Praveen Neppalli Naga

The move follows comments made in April by Uber Chief Technology Officer Praveen Neppalli Naga, who said the company's annual AI budget had been depleted within months. Uber had previously encouraged employees to use AI extensively and reportedly tracked usage through internal leaderboards.

The decision comes amid growing scrutiny over the costs associated with deploying generative AI tools at scale.
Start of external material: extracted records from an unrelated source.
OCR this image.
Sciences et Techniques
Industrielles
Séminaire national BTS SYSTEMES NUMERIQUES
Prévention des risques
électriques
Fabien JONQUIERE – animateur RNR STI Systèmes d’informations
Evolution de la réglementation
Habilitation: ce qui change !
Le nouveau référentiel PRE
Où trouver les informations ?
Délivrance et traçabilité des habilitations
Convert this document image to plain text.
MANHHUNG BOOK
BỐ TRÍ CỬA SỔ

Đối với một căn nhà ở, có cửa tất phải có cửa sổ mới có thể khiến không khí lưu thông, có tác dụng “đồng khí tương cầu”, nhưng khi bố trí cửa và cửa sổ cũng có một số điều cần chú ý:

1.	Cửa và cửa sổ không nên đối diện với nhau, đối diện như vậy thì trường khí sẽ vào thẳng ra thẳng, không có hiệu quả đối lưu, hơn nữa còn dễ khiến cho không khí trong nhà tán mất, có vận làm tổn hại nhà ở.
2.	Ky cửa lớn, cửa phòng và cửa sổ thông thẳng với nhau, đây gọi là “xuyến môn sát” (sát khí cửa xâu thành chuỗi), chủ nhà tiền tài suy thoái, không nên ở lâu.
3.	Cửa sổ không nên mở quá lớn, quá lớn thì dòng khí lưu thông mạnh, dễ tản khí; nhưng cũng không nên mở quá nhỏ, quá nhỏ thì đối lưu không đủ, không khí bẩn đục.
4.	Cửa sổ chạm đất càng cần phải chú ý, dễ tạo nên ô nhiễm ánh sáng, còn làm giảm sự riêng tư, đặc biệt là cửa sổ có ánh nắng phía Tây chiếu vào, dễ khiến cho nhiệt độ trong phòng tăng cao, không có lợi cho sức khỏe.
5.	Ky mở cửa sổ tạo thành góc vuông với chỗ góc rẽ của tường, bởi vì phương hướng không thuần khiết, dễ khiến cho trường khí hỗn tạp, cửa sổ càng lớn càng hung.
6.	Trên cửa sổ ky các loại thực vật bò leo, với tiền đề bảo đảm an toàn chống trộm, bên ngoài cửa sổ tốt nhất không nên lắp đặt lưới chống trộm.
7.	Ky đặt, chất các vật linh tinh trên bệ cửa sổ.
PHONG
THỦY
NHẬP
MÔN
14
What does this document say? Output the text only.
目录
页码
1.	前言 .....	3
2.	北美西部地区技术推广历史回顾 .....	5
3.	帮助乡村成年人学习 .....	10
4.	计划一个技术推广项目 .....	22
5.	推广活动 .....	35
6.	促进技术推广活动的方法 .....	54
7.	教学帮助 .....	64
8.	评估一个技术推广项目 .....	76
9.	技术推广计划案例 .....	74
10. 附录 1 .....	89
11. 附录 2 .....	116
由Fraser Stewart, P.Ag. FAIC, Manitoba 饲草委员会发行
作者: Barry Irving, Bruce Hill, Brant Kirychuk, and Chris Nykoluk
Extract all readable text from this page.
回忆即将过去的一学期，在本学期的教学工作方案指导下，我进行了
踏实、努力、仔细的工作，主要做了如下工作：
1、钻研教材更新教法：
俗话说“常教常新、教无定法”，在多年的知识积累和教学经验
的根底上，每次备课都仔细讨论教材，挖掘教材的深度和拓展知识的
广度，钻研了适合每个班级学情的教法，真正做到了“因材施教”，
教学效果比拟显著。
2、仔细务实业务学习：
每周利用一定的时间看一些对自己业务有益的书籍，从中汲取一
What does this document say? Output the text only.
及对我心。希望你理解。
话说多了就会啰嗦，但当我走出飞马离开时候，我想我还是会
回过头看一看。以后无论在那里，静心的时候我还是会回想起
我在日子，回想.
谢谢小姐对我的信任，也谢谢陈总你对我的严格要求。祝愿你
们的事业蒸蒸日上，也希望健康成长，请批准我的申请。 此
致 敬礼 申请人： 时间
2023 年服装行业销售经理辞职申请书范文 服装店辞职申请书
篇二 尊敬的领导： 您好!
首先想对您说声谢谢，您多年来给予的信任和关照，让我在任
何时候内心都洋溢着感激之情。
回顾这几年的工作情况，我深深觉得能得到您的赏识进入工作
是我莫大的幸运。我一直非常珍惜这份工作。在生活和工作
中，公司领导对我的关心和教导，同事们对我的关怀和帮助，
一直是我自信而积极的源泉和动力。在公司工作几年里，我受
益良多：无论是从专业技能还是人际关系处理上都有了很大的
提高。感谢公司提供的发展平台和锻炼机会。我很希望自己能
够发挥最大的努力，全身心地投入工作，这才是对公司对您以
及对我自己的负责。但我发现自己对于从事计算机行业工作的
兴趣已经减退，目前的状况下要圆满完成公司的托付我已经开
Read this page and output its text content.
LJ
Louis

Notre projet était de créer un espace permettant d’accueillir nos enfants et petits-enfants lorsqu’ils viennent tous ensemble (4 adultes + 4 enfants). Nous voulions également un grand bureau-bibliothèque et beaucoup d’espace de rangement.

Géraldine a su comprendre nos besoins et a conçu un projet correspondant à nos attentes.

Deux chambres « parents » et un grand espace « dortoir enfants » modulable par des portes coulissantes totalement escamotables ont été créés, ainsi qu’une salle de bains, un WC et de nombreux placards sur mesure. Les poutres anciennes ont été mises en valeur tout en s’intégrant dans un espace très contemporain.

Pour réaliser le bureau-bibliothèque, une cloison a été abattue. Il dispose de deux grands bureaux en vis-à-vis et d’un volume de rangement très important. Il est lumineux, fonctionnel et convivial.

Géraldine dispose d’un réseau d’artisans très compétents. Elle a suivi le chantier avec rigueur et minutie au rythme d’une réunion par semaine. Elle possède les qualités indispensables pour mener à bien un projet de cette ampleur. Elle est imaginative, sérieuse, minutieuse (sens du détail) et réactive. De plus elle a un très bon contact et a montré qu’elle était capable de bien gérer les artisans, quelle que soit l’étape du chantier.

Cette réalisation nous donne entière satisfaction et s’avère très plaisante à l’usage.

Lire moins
Uber Chief Operating Officer Andrew Macdonald recently questioned whether the company's increasing investment in AI has translated into measurable gains in productivity or customer-facing innovation.

Speaking on a podcast, Macdonald said it remained difficult to establish a direct connection between AI adoption and the development of new consumer features.

"It's very hard to draw a line" between AI usage and new consumer features, he said.

Macdonald also noted that while there may be broader productivity gains, linking AI usage metrics to tangible outcomes remains challenging.

"That link is not there yet," he said, referring to the relationship between the company's use of coding assistants such as Claude Code and product innovation.

"Maybe implicitly there's more that is getting shipped, but it's very hard to draw a line between one of those stats and 'Okay now we're actually producing like 25% more useful consumer features'," he added.

Macdonald said the costs associated with AI become harder to justify when companies are unable to demonstrate a direct impact on the products and services delivered to customers.

The development comes as several technology companies reassess their spending on generative AI amid concerns over escalating infrastructure and usage costs.

Reports have suggested that some firms have begun tightening controls on AI-related expenditure, while others are reconsidering internal incentive programs designed to encourage widespread adoption of AI tools.